As for the housing market, it too is on a softening trend. The S&P CoreLogic Case Shiller national home price index posted a limited gain in September and the rise over the year continued its steady deceleration from the peak reached in the spring. Similarly, the Federal Housing Finance Agency’s Home Price Index rose more moderately in the third quarter and the rise over the year also was off from the early year peak. The results were consistent with other indicators, such as housing starts and sales, which point to a market that may be close to its peak.
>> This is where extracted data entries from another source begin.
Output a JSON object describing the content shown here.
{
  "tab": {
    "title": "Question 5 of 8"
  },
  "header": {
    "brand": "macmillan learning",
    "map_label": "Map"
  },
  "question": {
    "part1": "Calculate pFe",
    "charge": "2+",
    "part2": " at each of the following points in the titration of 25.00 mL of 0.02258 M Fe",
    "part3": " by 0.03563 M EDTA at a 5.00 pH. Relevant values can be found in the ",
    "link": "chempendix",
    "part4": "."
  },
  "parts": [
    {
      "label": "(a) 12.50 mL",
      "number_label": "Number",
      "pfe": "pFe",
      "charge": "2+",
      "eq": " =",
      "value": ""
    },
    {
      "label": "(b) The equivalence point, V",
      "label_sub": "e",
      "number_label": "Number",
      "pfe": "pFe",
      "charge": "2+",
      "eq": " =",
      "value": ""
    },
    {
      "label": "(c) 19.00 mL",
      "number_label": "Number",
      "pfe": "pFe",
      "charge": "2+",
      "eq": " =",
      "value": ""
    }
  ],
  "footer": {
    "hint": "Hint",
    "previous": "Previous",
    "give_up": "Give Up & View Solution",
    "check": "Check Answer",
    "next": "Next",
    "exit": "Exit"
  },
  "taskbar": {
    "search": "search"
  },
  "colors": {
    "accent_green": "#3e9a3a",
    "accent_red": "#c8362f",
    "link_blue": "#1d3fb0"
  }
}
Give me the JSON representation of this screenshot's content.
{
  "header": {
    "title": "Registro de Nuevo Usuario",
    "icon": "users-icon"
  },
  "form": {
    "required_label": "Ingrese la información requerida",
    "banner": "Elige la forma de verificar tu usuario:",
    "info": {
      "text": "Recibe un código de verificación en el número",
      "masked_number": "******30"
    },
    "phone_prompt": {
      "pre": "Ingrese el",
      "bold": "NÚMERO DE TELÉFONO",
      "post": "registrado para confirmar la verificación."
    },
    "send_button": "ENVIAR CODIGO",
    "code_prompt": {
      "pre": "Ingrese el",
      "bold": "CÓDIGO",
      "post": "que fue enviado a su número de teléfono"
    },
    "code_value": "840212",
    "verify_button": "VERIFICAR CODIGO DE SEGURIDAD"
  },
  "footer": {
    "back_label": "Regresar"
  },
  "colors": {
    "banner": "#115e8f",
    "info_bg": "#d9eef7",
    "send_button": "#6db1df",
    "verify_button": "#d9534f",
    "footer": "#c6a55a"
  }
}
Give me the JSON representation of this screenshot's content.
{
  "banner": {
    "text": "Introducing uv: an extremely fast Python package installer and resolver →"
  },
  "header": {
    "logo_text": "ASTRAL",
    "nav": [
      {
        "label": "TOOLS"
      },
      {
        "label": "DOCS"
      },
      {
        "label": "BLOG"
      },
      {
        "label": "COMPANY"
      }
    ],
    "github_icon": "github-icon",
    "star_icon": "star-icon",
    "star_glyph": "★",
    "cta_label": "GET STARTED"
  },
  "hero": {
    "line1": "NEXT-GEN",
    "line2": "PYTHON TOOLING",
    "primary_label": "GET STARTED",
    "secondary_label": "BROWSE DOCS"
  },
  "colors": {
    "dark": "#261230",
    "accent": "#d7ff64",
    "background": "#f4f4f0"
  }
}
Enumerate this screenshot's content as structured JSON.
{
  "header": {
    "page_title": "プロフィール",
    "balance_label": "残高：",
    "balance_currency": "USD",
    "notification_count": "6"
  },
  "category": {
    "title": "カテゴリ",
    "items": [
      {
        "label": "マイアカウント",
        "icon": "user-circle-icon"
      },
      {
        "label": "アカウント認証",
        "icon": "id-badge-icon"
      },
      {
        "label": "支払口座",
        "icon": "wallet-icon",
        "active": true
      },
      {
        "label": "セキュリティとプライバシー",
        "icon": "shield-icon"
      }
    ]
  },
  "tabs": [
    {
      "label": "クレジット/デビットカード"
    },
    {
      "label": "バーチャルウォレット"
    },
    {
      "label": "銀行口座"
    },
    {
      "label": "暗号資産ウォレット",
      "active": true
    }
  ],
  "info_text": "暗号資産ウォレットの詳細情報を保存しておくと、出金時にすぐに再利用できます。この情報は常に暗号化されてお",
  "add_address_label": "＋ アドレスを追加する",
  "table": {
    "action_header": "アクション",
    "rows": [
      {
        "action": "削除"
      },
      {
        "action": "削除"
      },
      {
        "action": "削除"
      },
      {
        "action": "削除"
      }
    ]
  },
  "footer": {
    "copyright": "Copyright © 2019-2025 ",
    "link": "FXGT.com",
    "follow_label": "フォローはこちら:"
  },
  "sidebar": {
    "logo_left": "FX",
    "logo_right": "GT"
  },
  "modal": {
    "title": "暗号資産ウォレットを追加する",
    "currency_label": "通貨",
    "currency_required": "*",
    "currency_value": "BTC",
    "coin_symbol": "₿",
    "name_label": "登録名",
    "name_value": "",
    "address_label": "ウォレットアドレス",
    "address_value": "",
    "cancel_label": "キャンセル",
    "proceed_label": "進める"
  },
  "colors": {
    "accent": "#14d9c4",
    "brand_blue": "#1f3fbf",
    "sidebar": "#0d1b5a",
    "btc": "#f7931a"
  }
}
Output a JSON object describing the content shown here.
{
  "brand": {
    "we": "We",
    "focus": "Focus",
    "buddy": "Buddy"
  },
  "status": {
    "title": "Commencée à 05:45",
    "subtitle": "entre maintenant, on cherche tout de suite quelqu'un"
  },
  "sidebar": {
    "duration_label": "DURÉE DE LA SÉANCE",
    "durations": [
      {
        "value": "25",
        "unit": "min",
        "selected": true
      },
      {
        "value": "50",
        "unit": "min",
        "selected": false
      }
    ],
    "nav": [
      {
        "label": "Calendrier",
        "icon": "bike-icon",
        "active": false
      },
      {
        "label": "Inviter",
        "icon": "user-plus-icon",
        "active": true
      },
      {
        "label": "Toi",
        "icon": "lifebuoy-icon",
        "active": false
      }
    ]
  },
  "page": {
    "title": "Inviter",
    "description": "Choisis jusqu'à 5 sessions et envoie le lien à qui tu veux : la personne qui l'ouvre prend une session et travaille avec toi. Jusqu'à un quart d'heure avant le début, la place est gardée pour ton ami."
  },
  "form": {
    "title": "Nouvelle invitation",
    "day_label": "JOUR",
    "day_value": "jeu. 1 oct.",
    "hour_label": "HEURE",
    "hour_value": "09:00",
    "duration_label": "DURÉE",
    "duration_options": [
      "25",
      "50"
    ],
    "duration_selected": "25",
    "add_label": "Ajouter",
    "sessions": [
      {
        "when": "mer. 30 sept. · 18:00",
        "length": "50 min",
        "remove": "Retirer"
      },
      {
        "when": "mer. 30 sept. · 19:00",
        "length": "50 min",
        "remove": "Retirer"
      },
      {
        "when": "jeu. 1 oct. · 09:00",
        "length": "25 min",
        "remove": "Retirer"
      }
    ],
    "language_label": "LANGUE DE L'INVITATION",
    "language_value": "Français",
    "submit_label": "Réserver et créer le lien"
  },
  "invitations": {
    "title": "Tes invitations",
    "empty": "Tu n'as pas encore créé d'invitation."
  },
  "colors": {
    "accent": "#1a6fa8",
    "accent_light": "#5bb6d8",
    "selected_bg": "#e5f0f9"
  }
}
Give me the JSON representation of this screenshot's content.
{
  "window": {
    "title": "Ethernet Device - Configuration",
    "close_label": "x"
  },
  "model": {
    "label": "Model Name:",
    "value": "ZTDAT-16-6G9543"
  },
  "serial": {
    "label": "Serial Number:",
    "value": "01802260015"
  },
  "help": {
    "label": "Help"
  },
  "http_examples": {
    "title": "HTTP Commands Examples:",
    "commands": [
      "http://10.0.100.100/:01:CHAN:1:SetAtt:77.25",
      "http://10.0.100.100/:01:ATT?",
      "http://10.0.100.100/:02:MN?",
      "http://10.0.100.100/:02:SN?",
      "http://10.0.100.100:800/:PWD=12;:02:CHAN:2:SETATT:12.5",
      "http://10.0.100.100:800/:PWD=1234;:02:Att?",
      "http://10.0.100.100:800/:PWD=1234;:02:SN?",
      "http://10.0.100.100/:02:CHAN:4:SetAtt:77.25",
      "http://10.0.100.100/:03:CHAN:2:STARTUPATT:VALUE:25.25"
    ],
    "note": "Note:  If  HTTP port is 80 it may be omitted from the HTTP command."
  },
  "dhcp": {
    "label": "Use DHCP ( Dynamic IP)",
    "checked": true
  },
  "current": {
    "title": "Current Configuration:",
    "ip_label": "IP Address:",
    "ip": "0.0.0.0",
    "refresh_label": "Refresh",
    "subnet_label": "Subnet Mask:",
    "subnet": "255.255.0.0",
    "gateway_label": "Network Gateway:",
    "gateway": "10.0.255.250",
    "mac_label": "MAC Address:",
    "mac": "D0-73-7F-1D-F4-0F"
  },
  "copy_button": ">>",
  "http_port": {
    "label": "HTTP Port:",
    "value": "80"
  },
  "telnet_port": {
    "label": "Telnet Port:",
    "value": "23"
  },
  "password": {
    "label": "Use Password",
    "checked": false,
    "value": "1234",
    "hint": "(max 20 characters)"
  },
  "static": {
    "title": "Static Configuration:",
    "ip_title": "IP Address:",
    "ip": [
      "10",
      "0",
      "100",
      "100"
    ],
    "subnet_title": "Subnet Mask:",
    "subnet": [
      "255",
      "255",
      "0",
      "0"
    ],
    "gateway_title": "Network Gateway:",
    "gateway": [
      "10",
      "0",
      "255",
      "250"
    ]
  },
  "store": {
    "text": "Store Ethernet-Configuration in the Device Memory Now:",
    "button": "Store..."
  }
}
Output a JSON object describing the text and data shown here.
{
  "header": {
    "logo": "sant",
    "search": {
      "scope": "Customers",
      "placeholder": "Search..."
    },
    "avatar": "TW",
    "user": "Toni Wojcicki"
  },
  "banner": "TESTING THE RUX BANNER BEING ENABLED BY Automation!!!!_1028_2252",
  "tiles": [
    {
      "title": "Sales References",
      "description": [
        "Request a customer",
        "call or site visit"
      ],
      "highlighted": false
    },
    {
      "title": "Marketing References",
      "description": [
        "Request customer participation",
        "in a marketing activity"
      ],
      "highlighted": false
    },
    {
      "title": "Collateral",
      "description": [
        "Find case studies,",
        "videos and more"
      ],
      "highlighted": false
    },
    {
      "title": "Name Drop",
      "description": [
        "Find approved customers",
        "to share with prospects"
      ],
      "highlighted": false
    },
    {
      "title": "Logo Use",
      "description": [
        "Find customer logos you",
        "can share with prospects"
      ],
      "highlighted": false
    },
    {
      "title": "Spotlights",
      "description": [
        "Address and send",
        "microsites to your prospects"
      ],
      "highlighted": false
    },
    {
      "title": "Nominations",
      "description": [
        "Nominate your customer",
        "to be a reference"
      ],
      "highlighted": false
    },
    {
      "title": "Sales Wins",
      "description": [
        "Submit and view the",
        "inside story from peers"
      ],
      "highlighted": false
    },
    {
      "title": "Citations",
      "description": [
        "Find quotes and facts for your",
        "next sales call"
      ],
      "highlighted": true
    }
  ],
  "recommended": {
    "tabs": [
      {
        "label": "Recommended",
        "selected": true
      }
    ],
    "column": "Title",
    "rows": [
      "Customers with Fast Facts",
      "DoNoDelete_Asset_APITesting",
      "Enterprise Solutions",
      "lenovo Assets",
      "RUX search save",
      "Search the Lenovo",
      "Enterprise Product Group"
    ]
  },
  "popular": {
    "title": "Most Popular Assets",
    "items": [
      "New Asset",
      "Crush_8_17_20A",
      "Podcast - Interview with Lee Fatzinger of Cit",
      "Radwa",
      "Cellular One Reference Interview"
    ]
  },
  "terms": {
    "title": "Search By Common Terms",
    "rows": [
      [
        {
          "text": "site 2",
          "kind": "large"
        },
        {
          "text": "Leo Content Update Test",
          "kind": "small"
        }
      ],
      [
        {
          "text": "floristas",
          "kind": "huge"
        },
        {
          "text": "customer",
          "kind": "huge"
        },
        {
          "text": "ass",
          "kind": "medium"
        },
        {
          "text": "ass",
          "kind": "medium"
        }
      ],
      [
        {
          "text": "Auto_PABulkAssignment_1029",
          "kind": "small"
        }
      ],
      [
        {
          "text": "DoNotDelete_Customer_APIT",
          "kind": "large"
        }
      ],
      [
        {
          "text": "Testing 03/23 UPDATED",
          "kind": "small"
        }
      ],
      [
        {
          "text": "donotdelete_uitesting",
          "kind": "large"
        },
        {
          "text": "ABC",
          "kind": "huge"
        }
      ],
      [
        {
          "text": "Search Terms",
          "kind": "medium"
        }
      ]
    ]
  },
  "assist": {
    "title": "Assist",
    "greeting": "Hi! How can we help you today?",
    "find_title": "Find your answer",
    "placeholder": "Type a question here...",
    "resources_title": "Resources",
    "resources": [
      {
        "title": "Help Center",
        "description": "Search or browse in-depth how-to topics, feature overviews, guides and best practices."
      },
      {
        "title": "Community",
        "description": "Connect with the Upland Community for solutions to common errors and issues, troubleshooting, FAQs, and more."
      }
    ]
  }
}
MARKETS AND FED POLICY IMPLICATIONS: The economy is in good shape, but given how great things were, we are into the “what have you done for me lately” approach to economic growth. And lately, things are not as strong as they had been, which should surprise no one, or at least no one that doesn’t have a political axe to grind. The rate of expansion during the spring and summer was unsustainable. Just about every economist has said that and will continue to say that. The issue was not whether we could keep up the strong pace, but how fast we would get back to a sustainable, roughly 2¼% growth rate. We could exceed that in the fourth quarter, but we should see the return of a 2-handle on the number. As we go through next year, growth should settle into the 2% to 2.5% range. Politically, that would be viewed as a disaster. But that is what most economists expected to see once the tax cut sugar-high wore off. Housing is leading the way slower and I expect business investment growth to decelerate next. If the trade war heats up further, don’t expect exports to bail us out. That leaves government spending, which at the federal level is once again out of control. The U.S. budget deficit could approach one trillion dollars this fiscal year and maybe even exceed it if growth decelerates faster than expected. So much for the tax cuts paying for themselves. So, let’s hope we can settle into a reasonable growth range because the risks, especially if the trade situation deteriorates, is for a lot slower not faster growth by the end of next year or first half of 2020.